Она знала с детства разные способы, в основном грибные и травные отвары и настойки, позволявшие женщинам не рожать слишком часто. Им никто ее специально не учил. Но знать их было так же естественно, как уметь ходить на лыжах, запрягать собак или оленей, мастерить пимы. Чему тут учить, если это и так всем известно? Правда, если бы она попыталась узнать чуть больше, то с удивлением обнаружила бы, что из мужиков об этих способах не знает почти никто – кроме знахарей, однако. Но ни она, ни ее мать, ни тетка Полина, ни другие женщины никогда об этом не задумывались. Они просто знали то, что должна была знать любая женщина на свете, и делали то, что делали все. И вот теперь, как оказалось, очень вовремя, она делать это перестала. И с некоторых пор с расширенными, как от настоя мухомора, глазами стала прислушиваться к биениям, всё чаще явственно не совпадавшим с биением ее сердца.
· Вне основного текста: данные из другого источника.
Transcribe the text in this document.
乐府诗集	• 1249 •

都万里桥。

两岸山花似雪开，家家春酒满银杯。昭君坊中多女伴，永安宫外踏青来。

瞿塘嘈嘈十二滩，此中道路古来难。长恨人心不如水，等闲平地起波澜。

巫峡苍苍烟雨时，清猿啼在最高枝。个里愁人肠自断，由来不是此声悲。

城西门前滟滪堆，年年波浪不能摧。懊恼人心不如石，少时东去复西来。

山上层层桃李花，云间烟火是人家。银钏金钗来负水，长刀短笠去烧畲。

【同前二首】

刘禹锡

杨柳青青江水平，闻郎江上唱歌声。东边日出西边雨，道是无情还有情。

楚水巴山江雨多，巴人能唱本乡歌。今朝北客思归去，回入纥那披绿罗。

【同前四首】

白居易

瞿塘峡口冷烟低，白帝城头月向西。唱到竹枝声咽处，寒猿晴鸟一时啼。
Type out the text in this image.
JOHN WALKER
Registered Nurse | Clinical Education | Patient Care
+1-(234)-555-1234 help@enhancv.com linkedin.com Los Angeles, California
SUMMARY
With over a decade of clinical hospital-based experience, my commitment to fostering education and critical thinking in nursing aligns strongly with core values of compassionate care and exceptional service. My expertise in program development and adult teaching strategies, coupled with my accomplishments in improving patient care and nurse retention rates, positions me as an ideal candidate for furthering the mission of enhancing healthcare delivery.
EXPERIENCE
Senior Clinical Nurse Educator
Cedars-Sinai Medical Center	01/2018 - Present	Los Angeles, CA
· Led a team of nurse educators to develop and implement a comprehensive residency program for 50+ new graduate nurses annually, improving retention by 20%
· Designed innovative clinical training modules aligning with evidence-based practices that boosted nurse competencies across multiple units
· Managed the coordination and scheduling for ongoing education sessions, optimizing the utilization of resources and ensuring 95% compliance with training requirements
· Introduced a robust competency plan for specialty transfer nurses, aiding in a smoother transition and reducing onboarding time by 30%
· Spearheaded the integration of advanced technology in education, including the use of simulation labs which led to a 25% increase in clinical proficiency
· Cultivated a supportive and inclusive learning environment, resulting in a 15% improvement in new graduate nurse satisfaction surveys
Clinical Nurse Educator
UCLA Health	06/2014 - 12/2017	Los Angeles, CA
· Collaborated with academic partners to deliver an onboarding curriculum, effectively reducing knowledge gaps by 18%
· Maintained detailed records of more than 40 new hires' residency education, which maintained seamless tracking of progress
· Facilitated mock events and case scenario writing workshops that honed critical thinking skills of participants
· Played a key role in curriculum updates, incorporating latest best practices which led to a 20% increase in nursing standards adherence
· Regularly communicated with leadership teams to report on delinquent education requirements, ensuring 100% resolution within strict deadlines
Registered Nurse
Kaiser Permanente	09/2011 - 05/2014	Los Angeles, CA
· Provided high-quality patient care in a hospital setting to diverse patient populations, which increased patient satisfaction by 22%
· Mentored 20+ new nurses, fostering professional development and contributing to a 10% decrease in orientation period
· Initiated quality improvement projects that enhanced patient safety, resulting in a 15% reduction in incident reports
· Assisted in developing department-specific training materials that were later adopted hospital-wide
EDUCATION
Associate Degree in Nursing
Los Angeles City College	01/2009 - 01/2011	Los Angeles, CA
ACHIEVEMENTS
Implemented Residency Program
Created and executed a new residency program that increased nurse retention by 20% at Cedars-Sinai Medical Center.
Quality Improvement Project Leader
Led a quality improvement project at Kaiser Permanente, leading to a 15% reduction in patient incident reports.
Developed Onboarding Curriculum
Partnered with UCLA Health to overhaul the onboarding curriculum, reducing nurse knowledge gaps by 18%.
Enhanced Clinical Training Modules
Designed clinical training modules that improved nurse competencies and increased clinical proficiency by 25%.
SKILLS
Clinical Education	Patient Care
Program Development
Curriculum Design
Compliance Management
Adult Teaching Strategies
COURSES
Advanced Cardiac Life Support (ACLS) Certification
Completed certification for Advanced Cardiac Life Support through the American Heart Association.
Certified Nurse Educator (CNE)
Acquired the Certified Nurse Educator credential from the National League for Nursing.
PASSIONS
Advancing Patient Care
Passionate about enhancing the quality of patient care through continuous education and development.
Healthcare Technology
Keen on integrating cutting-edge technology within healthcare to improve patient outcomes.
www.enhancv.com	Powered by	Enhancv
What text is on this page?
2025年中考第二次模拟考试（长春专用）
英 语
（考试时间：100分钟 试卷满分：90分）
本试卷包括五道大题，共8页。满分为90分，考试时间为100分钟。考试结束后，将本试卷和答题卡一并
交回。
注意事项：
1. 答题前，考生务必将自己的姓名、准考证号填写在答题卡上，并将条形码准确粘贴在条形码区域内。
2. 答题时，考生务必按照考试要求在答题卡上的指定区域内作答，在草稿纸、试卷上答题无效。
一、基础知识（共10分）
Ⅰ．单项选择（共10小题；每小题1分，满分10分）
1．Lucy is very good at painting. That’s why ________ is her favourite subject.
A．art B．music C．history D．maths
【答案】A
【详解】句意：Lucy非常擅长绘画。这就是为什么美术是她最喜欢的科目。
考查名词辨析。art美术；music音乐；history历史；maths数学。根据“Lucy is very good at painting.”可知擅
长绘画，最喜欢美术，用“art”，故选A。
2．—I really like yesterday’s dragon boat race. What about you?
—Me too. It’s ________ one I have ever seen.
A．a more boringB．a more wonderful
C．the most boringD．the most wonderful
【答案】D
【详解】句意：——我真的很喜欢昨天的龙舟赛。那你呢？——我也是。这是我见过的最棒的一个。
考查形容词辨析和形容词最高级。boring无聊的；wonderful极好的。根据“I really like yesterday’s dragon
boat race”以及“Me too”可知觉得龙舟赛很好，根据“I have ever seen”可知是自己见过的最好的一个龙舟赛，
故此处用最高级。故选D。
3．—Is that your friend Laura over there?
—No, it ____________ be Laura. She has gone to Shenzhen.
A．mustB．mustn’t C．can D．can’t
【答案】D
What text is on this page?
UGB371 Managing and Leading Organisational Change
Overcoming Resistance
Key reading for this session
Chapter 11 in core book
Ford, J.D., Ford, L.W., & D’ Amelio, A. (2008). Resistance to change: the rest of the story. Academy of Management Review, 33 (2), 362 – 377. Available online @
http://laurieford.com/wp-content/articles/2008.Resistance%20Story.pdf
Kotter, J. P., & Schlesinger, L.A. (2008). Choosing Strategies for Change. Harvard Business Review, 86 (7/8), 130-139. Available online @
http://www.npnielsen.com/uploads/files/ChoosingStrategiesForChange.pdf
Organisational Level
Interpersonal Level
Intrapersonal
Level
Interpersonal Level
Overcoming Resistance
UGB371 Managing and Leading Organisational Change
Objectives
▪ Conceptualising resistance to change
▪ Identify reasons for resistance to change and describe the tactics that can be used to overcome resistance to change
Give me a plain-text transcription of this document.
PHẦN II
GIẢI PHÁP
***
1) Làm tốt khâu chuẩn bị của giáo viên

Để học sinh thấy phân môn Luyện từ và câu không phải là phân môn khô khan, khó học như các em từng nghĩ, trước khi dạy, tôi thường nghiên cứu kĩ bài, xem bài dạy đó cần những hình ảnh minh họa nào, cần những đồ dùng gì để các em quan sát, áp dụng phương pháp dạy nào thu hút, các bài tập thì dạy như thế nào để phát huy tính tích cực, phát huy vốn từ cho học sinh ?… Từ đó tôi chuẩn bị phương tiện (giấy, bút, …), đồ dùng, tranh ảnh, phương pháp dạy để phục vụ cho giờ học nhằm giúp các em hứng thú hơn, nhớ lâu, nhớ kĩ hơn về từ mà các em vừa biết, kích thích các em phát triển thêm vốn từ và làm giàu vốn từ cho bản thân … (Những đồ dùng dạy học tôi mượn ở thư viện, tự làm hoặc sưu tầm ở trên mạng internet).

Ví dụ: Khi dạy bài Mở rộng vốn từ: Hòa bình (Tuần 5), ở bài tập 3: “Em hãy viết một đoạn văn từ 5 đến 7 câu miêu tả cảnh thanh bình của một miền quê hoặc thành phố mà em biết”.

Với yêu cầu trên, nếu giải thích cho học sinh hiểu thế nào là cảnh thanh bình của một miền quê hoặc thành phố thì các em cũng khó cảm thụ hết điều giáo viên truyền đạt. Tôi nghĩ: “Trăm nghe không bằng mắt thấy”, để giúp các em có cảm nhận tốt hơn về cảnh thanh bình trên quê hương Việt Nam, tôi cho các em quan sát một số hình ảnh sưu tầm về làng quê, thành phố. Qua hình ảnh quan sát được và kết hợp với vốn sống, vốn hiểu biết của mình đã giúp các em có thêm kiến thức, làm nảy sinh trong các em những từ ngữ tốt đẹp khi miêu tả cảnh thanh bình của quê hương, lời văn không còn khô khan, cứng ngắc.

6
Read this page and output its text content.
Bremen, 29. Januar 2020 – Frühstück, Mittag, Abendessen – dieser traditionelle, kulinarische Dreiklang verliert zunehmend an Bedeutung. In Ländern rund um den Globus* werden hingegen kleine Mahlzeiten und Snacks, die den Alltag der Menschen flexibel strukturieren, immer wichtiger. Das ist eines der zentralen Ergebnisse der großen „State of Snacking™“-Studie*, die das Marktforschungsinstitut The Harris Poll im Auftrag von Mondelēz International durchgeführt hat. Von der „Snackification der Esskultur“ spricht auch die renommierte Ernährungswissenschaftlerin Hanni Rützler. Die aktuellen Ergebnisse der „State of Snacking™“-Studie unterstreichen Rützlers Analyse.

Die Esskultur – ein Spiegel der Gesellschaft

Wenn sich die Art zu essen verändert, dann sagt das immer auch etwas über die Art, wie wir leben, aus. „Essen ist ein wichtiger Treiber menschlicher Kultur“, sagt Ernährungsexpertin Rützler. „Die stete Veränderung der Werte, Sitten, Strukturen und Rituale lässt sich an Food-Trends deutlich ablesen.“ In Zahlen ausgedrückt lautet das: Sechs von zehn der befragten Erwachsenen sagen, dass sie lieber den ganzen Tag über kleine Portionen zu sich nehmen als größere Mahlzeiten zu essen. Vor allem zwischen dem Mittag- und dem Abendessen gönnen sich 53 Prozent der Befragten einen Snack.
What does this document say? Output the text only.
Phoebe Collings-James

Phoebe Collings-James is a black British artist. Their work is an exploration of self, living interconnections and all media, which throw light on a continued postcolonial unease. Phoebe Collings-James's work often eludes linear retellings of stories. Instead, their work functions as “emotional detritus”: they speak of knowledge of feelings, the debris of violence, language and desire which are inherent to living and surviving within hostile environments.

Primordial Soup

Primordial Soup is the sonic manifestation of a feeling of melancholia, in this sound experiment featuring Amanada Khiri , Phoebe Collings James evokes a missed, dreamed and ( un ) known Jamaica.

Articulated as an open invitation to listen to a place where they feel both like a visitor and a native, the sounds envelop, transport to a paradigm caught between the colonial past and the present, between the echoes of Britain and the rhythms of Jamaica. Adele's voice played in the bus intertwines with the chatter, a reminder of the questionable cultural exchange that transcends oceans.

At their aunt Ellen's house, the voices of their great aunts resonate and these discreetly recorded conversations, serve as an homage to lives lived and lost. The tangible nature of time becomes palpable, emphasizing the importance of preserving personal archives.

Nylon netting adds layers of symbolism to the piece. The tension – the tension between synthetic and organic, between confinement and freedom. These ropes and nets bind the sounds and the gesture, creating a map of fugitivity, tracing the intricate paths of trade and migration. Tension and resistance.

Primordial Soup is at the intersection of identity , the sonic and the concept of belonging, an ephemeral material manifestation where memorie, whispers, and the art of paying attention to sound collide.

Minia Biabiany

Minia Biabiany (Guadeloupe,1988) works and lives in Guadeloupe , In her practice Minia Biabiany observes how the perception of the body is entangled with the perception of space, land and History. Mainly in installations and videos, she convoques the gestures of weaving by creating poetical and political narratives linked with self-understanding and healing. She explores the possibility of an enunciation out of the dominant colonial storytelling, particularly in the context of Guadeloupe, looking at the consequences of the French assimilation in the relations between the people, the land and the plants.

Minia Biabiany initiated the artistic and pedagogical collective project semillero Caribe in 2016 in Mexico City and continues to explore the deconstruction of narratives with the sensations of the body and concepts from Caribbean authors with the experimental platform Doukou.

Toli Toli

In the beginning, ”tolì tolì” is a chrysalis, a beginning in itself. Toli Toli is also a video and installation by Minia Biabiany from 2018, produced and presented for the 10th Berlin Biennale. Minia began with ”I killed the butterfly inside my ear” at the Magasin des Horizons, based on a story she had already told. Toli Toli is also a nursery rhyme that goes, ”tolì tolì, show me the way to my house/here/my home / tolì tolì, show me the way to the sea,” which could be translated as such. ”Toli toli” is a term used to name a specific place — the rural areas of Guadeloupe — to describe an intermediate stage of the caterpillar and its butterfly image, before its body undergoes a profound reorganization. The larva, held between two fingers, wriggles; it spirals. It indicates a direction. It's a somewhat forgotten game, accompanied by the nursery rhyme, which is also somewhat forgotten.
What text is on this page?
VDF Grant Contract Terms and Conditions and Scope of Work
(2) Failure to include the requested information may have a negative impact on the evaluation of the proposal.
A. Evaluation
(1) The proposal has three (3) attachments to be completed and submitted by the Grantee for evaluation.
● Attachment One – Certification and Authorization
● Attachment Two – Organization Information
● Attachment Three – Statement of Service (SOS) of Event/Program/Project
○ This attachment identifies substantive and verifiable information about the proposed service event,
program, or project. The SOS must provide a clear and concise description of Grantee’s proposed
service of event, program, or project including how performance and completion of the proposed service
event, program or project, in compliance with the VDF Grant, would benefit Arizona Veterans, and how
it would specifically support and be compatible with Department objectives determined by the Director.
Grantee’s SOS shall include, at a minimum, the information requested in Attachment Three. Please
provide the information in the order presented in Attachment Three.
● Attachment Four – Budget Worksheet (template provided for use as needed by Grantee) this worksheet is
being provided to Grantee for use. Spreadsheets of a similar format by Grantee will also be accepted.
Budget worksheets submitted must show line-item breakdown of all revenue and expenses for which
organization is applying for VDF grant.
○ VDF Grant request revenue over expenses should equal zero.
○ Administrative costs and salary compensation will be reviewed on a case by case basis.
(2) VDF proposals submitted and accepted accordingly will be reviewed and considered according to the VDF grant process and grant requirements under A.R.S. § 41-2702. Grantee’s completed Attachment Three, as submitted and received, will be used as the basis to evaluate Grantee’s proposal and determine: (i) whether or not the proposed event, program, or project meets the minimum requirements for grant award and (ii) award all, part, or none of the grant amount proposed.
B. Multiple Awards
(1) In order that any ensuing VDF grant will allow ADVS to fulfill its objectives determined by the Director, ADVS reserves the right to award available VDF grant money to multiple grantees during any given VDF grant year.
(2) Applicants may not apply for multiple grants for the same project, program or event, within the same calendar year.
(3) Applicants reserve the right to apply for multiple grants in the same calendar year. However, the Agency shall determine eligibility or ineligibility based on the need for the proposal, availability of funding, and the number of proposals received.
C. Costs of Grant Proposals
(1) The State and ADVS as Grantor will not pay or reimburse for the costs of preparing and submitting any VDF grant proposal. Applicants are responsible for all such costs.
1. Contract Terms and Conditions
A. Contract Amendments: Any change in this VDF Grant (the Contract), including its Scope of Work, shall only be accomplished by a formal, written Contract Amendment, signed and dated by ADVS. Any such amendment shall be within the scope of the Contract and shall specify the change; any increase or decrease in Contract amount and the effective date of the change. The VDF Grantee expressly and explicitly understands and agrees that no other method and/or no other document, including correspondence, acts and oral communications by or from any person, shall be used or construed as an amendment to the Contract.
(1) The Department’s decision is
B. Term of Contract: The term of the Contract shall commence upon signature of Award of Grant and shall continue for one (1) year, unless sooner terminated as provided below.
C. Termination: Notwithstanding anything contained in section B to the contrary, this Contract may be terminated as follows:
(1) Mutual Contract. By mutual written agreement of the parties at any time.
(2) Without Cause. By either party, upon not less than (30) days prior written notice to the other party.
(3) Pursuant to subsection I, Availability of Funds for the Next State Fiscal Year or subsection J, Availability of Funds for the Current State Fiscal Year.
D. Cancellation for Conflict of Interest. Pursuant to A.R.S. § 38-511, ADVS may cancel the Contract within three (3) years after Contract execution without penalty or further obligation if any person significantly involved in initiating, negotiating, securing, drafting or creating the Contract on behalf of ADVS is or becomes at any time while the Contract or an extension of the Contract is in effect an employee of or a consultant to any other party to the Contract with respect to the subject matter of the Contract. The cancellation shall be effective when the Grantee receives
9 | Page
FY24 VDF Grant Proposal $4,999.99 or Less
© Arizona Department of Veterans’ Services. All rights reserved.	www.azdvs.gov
* * *Квадрату, разумеется, не выдали ни доноса и ни одного листка с именем доносчика. И он сам, когда размышлял об этом, так и не смог понять: правильно ли это? С одной стороны, как уже начали в годы «брежневского застоя» говорить самые ехидные из его однокурсников, «родина должна знать своих стукачей». И ведь верно! Потому что, не зная их, ты мог каждый день, как ни в чем не бывало, подавать руку убийце твоей матери. А этот подонок, чувствуя безнаказанность, втайне злорадствуя, вполне мог тем временем строчить доносы и на тебя. И кто знает, чем они могли бы в конце концов обернуться? Но посмотреть иначе – и всё окажется совсем по-другому. Узнай он имя-фамилию этого гаденыша – почувствовал бы себя просто обязанным его разыскать. И что тогда? Поговорить с убийцей по душам? Какая мерзость! Или набить морду плюгавому старику, поломать ему руки-ноги и пойти под суд за самоуправство? Противно. А то еще, неровён час, пришить мерзавца и отправиться в лагеря лет на десять. И кому от этого станет легче?
Имени его он выяснять не стал, да это и не удалось бы, и точного текста доноса так и не узнал. Но даже из тех протоколов допросов, с которыми ему дали ознакомиться, из приговора, из свидетельства о его собственном, Квадрата, рождении можно было догадаться о многом.
Очень похоже, что какой-то письмоводитель – секретарь ЗАГСа или сотрудник паспортного стола – захотел добиться от Анны того, в чем, он это знал, она не отказывала многим морякам. Но вот тут-то вдруг и вышла промашка. Ему она почему-то отказала. Это было нестерпимо обидно. Как так? Почему? Чем он хуже других? А-а, так она последнее время гуляла с этим рыжим американцем? Может, это он научил ее всяким штучкам? Что-нибудь такое особенное? Или он просто ей заплатил? Не деньгами, нет, что здесь делать с американскими деньгами? – Шоколадом, выпивкой, тушенкой, куревом! Ну, так ты у меня погоди! Не захотела с честным советским парнем – узнаешь кое-что похуже…
По военному времени доносчик не должен был быть полноценным мужиком. Это в Москве да в столицах союзных республик могли еще кое-как отсиживаться откровенные блатари. Да и то – уж с очень мохнатыми лапами и все равно не в полной безопасности. На Мурмане такое было практически исключено. Инвалид или контуженный, старик или пусть бы и молодой, но «с приветом» – других вариантов не было. Разве что он был из «органов», а потому и в тылу считался «при исполнении» и на особо ответственной службе. Может быть, может быть…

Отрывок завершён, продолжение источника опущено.